¿Qué pasó, compay? ¡Masón cubano se revira contra el gobierno por querer botarlo!

La masonería cubana protesta contra el Ministerio de Justicia que intenta remover a su líder, José Ramón Viñas Alonso, generando un conflicto por la autonomía de la organización.

¡Oye esto pa' que veas!

Resulta que la masonería en Cuba está que arde. Los hermanos masones se reunieron hace poco en La Habana para darle un espaldarazo a su jefe, José Ramón Viñas Alonso. ¿El problema? Que el Ministerio de Justicia se metió en medio, queriendo sacarlo del puesto y poner a otro en su lugar, ¡imagínate tú!

La cosa se puso fea cuando una directora del Ministerio le dio una citación a Viñas Alonso. Le dijeron que tenía que presentarse y dejarle el cargo, aunque fuera provisionalmente, a un tal Lázaro Faustino Cuesta Valdés. Pero los masones, ¡qué va!, no se comieron ese cuento.

¿Dónde y cuándo pasó este bochinche?

Todo este jolgorio pasó hace unas horas en La Habana, en la sede del Supremo Consejo del Grado 33 para la República de Cuba. El viernes, para ser exacto, fue cuando los miembros se juntaron para mostrar su apoyo.

El ambiente estaba tenso, se sentía la preocupación y la indignación entre los que estaban allí. Era como un grito de advertencia: ¡no se metan con lo nuestro!

¿Y por qué este lío importa?

Pues mira, para los masones esto es un golpe directo a su autonomía, a su derecho de elegir a sus líderes como les da la gana. Ellos dicen que Viñas Alonso es el jefe porque así lo eligieron sus propios estatutos internos, no porque lo dicte el gobierno.

Esto afecta a toda la fraternidad, que siente que el Estado intenta controlar sus asuntos internos. Y ojo, que no es la primera vez que pasa algo así.

¿Qué dicen las partes de este cuento?

Por un lado, los masones, a través de su Gran Canciller Ángel Santiesteban-Prats, han rechazado tajantemente la medida. Dicen que Cuesta Valdés ni siquiera fue elegido por ellos y que, para colmo, ¡lo habían expulsado antes por asuntos internos!

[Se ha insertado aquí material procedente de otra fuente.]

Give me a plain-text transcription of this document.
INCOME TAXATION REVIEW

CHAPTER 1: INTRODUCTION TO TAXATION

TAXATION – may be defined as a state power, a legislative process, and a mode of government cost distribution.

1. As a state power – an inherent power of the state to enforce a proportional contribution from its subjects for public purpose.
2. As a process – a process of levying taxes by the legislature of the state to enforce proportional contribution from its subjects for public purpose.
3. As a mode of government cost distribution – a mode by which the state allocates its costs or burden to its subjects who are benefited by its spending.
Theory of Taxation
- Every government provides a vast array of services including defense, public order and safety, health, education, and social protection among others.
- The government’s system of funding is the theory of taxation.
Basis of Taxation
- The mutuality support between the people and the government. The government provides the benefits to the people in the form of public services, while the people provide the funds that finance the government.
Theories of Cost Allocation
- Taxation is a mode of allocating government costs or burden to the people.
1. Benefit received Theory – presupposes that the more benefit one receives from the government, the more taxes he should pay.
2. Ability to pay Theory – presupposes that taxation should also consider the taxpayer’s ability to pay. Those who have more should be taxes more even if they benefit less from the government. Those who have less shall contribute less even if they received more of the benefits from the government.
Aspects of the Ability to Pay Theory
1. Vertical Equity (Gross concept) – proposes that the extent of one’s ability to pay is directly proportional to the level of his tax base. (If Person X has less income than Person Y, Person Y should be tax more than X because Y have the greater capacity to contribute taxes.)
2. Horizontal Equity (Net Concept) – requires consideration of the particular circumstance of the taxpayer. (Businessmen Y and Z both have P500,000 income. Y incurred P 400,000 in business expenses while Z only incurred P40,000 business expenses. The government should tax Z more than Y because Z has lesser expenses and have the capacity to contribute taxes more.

Ellos defienden a Viñas Alonso como autoridad legítima. Del lado del Ministerio de Justicia, no ha habido una explicación oficial detallada, solo la acción directa de intentar remover al líder masón.

¿Y ahora qué? ¿Qué viene pa'lante?

Lo que está claro es que este conflicto pone en alerta a la masonería cubana. Han pedido ayuda a sus hermanos masones de otras partes del mundo para que este caso se conozca y se visibilice.

Están en un tira y afloja con el gobierno, y habrá que ver cómo se resuelve este pulso por la autonomía. Lo que se sabe es que el Ministerio de Justicia parece decidido a intervenir, mientras la masonería se planta firme defendiendo su territorio.